There were 328 deals amounting to €4 billion in the six months to June, the highest recorded since Spanish private equity and venture capital association ASCRI started gathering data in the 1990s.
According to a report from the industry association, deal activity was 20 percent higher than during the same period last year, when 324 transactions totalling €3.3 billion were recorded.
Deals exceeding €100 million and backed by international GPs, including KKR, Permira Advisers and EQT, made up the bulk of the investments by value during H1, the report noted.
Miguel Zurita, chairman of ASCRI told Private Equity International: “It’s the right environment now in Spain, with the country growing above average compared with the rest of the European Union. With the right infrastructure, healthy corporate landscape and rule of law, Spain has become an investible space.”
Spain suffered severely during the global financial crisis.
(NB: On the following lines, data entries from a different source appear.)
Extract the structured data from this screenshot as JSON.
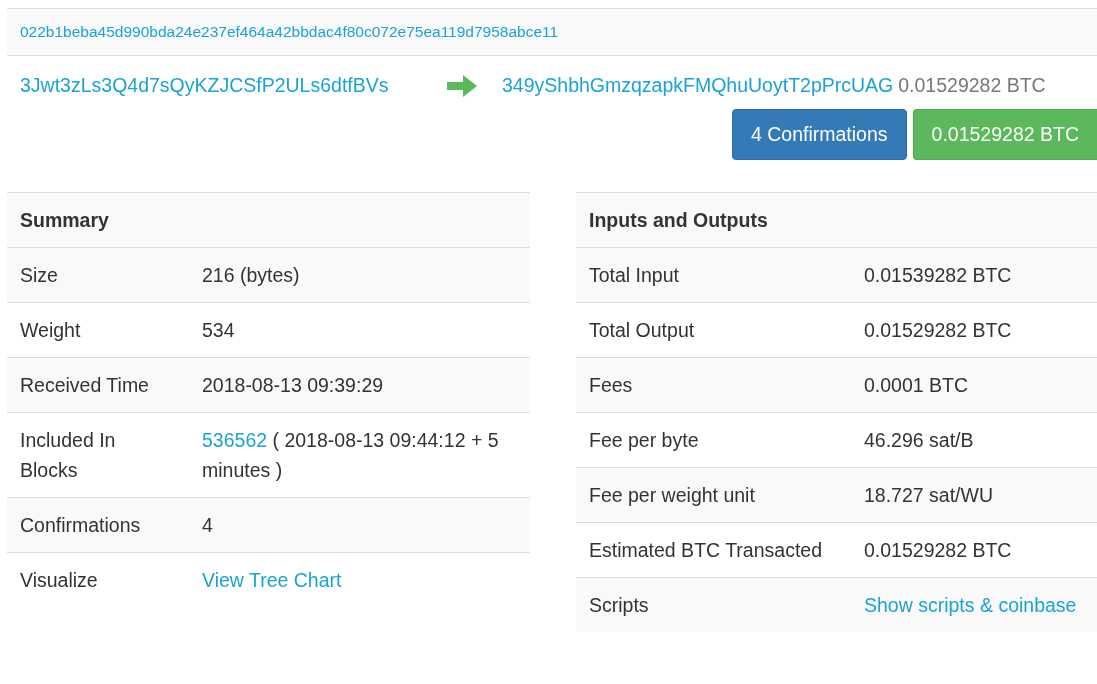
{
  "transaction": {
    "hash": "022b1beba45d990bda24e237ef464a42bbdac4f80c072e75ea119d7958abce11",
    "from_address": "3Jwt3zLs3Q4d7sQyKZJCSfP2ULs6dtfBVs",
    "to_address": "349yShbhGmzqzapkFMQhuUoytT2pPrcUAG",
    "to_amount": "0.01529282 BTC",
    "confirmations_button": "4 Confirmations",
    "amount_button": "0.01529282 BTC"
  },
  "summary": {
    "title": "Summary",
    "rows": [
      {
        "label": "Size",
        "value": "216 (bytes)"
      },
      {
        "label": "Weight",
        "value": "534"
      },
      {
        "label": "Received Time",
        "value": "2018-08-13 09:39:29"
      },
      {
        "label": "Included In Blocks",
        "link": "536562",
        "value": "( 2018-08-13 09:44:12 + 5 minutes )"
      },
      {
        "label": "Confirmations",
        "value": "4"
      },
      {
        "label": "Visualize",
        "link": "View Tree Chart"
      }
    ]
  },
  "inputs_outputs": {
    "title": "Inputs and Outputs",
    "rows": [
      {
        "label": "Total Input",
        "value": "0.01539282 BTC"
      },
      {
        "label": "Total Output",
        "value": "0.01529282 BTC"
      },
      {
        "label": "Fees",
        "value": "0.0001 BTC"
      },
      {
        "label": "Fee per byte",
        "value": "46.296 sat/B"
      },
      {
        "label": "Fee per weight unit",
        "value": "18.727 sat/WU"
      },
      {
        "label": "Estimated BTC Transacted",
        "value": "0.01529282 BTC"
      },
      {
        "label": "Scripts",
        "link": "Show scripts & coinbase"
      }
    ]
  }
}
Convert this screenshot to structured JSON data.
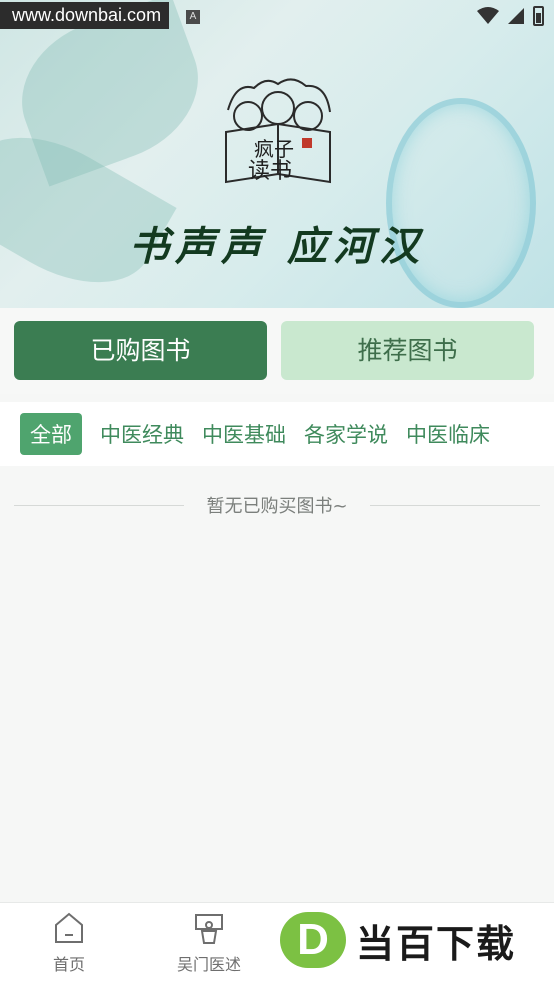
{
  "status_bar": {
    "watermark": "www.downbai.com",
    "indicator": "A"
  },
  "banner": {
    "slogan": "书声声 应河汉",
    "logo_text": "疯子读书"
  },
  "tabs": [
    {
      "label": "已购图书",
      "active": true
    },
    {
      "label": "推荐图书",
      "active": false
    }
  ],
  "categories": [
    {
      "label": "全部",
      "active": true
    },
    {
      "label": "中医经典",
      "active": false
    },
    {
      "label": "中医基础",
      "active": false
    },
    {
      "label": "各家学说",
      "active": false
    },
    {
      "label": "中医临床",
      "active": false
    }
  ],
  "empty_message": "暂无已购买图书~",
  "bottom_nav": [
    {
      "label": "首页",
      "icon": "home-icon"
    },
    {
      "label": "吴门医述",
      "icon": "lecture-icon"
    }
  ],
  "ad_overlay": {
    "badge": "D",
    "text": "当百下载"
  },
  "colors": {
    "primary": "#3b7d52",
    "secondary": "#c9e8cf",
    "category": "#3f8a5c"
  }
}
However, Zurita said that export-oriented and highly innovative companies had emerged since then.
Mid-market transactions – between €10 million and €100 million of equity investment – made up about 10 percent of the total deal volume recorded. Deals above €100 million accounted for about three percent, while transactions of less than €10 million in equity made up the other 87 percent.
Fundraising by Spain-dedicated firms was down by 25 percent on H1 2018 to €625 million. According to ASCRI, this is because most Spanish mid-market firms had wrapped up fundraising in the last four years.
The report noted that managers that had held closes in the last two years included ProA Capital, which had a €475 million first close on its Iberian Buyout Fund III; Miura Private Equity, which collected €325 million for Fund III; and Corpfin Capital, which had a €278 million first and final close on Corpfin V.
Although deal and fundraising figures have been positive, Zurita noted that there was still a lot to be done to develop Spain’s private equity industry. Among the issues he said would need to be tackled were regulatory constraints on Spanish pensions funds’ PE allocations, the lack of flexibility of domestic investment funds, and the tax treatment of carried interest.